There's a t-shirt around that says something like, "I thought this was the future--where's my jetpack?" The future has turned out to be a bit of a dud. Certainly, for most of our lives, the year 2000 or 2001 sounded like it ought to be a very futuristic future--and here it is on the verge of 2007! They promised us telephones on which we would see the person we were talking to, and that's at least more or less possible, though just as we thought, it's not really desirable much of the time. And they promised us robots that would do all the housework. But unless you have a roomba, that's not happening, and probably never will. I mean, ok, in a sense, dishwashers (if you have one!) and washing machines, from the point of view of a woman in 1900, would be a form of robot. But if there's going to be a real robot, it will need to be able to tidy up the house, put away left-0vers, and make the bed. Nope, I don't see that in my lifetime, if ever.
And then there's the jetpack--instead we get traffic jams, 10 speed-bikes but no place safe to ride them, and a few oddballs with Segways. Segway is an answer to a question on one was asking. ("Gee, if only I could stand up and move forward, only a little faster than walking." How is this thousands of dollars better than a wheelchair or a scooter or a bicycle?)
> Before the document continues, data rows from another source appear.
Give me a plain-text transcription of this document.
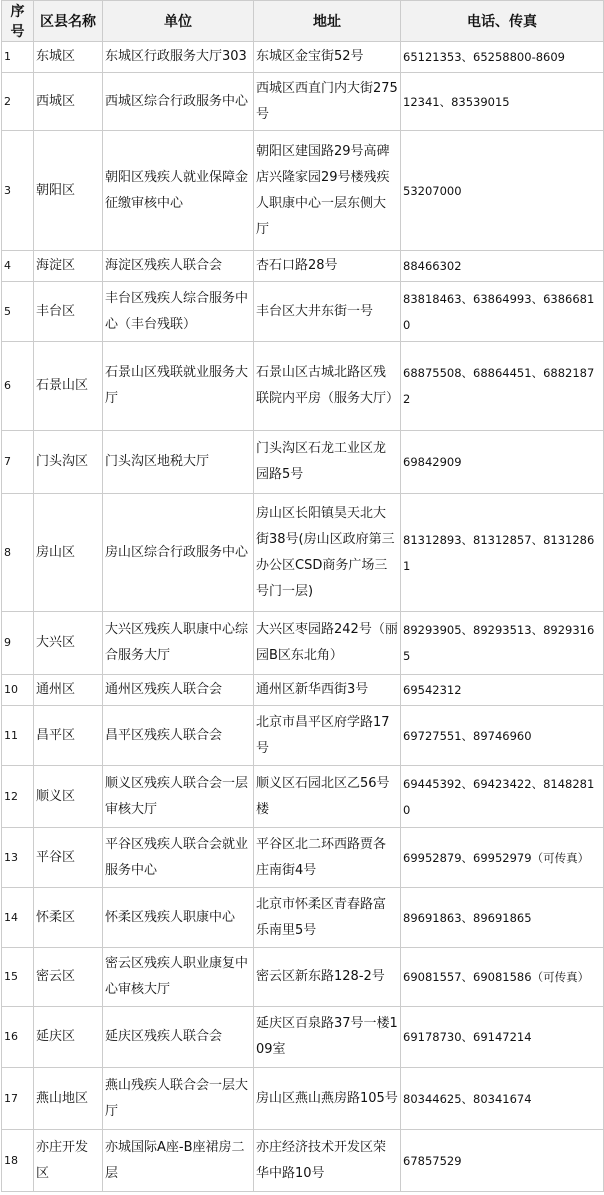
序号	区县名称	单位	地址	电话、传真
1	东城区	东城区行政服务大厅303	东城区金宝街52号	65121353、65258800-8609
2	西城区	西城区综合行政服务中心	西城区西直门内大街275号	12341、83539015
3	朝阳区	朝阳区残疾人就业保障金征缴审核中心	朝阳区建国路29号高碑店兴隆家园29号楼残疾人职康中心一层东侧大厅	53207000
4	海淀区	海淀区残疾人联合会	杏石口路28号	88466302
5	丰台区	丰台区残疾人综合服务中心（丰台残联）	丰台区大井东街一号	83818463、63864993、63866810
6	石景山区	石景山区残联就业服务大厅	石景山区古城北路区残联院内平房（服务大厅）	68875508、68864451、68821872
7	门头沟区	门头沟区地税大厅	门头沟区石龙工业区龙园路5号	69842909
8	房山区	房山区综合行政服务中心	房山区长阳镇昊天北大街38号(房山区政府第三办公区CSD商务广场三号门一层)	81312893、81312857、81312861
9	大兴区	大兴区残疾人职康中心综合服务大厅	大兴区枣园路242号（丽园B区东北角）	89293905、89293513、89293165
10	通州区	通州区残疾人联合会	通州区新华西街3号	69542312
11	昌平区	昌平区残疾人联合会	北京市昌平区府学路17号	69727551、89746960
12	顺义区	顺义区残疾人联合会一层审核大厅	顺义区石园北区乙56号楼	69445392、69423422、81482810
13	平谷区	平谷区残疾人联合会就业服务中心	平谷区北二环西路贾各庄南街4号	69952879、69952979（可传真）
14	怀柔区	怀柔区残疾人职康中心	北京市怀柔区青春路富乐南里5号	89691863、89691865
15	密云区	密云区残疾人职业康复中心审核大厅	密云区新东路128-2号	69081557、69081586（可传真）
16	延庆区	延庆区残疾人联合会	延庆区百泉路37号一楼109室	69178730、69147214
17	燕山地区	燕山残疾人联合会一层大厅	房山区燕山燕房路105号	80344625、80341674
18	亦庄开发区	亦城国际A座-B座裙房二层	亦庄经济技术开发区荣华中路10号	67857529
But I guess what we never realized about the future is that the past always comes along for the ride. Houses, for example. We thought the future would have all future-houses. But the world is already rather well-supplied with houses, and they're mostly still here. I live in the sort of house that was being built back when I was dreaming about the future in 5th grade. Where did we think this little 1950s house would go? Except for the computer and the microwave, there's nothing really different about the house I live in now, because it actually is the very same house that people lived in 50 years ago. The same thing is true for cars. Oh, sure, we have airbags and power windows, but if my 5th grade self had seen a 2001 Toyota Sienna, she would not have found it very surprising for a car. And cars from the 70s and 80s still cruise the streets. Ford Thunderbirds look just like the original 50s models once again, thank goodness!
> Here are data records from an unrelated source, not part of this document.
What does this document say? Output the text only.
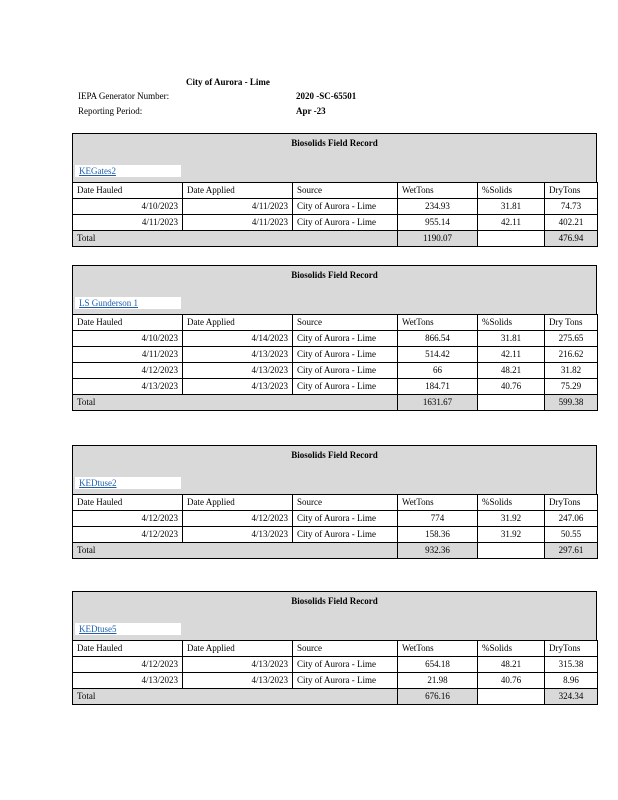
City of Aurora - Lime
IEPA Generator Number:	2020 -SC-65501
Reporting Period:	Apr -23
Biosolids Field Record
KEGates2
Date Hauled	Date Applied	Source	WetTons	%Solids	DryTons
4/10/2023	4/11/2023	City of Aurora - Lime	234.93	31.81	74.73
4/11/2023	4/11/2023	City of Aurora - Lime	955.14	42.11	402.21
Total			1190.07		476.94
Biosolids Field Record
LS Gunderson 1
Date Hauled	Date Applied	Source	WetTons	%Solids	Dry Tons
4/10/2023	4/14/2023	City of Aurora - Lime	866.54	31.81	275.65
4/11/2023	4/13/2023	City of Aurora - Lime	514.42	42.11	216.62
4/12/2023	4/13/2023	City of Aurora - Lime	66	48.21	31.82
4/13/2023	4/13/2023	City of Aurora - Lime	184.71	40.76	75.29
Total			1631.67		599.38
Biosolids Field Record
KEDtuse2
Date Hauled	Date Applied	Source	WetTons	%Solids	DryTons
4/12/2023	4/12/2023	City of Aurora - Lime	774	31.92	247.06
4/12/2023	4/13/2023	City of Aurora - Lime	158.36	31.92	50.55
Total			932.36		297.61
Biosolids Field Record
KEDtuse5
Date Hauled	Date Applied	Source	WetTons	%Solids	DryTons
4/12/2023	4/13/2023	City of Aurora - Lime	654.18	48.21	315.38
4/13/2023	4/13/2023	City of Aurora - Lime	21.98	40.76	8.96
Total			676.16		324.34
Apart from computers, the pace of change seems to have slowed. From December1903, when the Wright Brothers made their first puny little flight, to July 1969, when man walked on the moon (we think), was a little less than 63 years. From 1969 to 2006 is 37 years, and yet we're still flying in essentially the same airplanes as we had in 1969, and the average person is no closer to going into space than we were in 1969 or 1903 for that matter.
The other evening I was sitting in my chair with an electric lamp brightening the room, listening to the radio and knitting, and I thought to myself, It could be 1936 instead of 2006.
Except if it had been, I wouldn't be able to write about it here and have friends all over the country read it!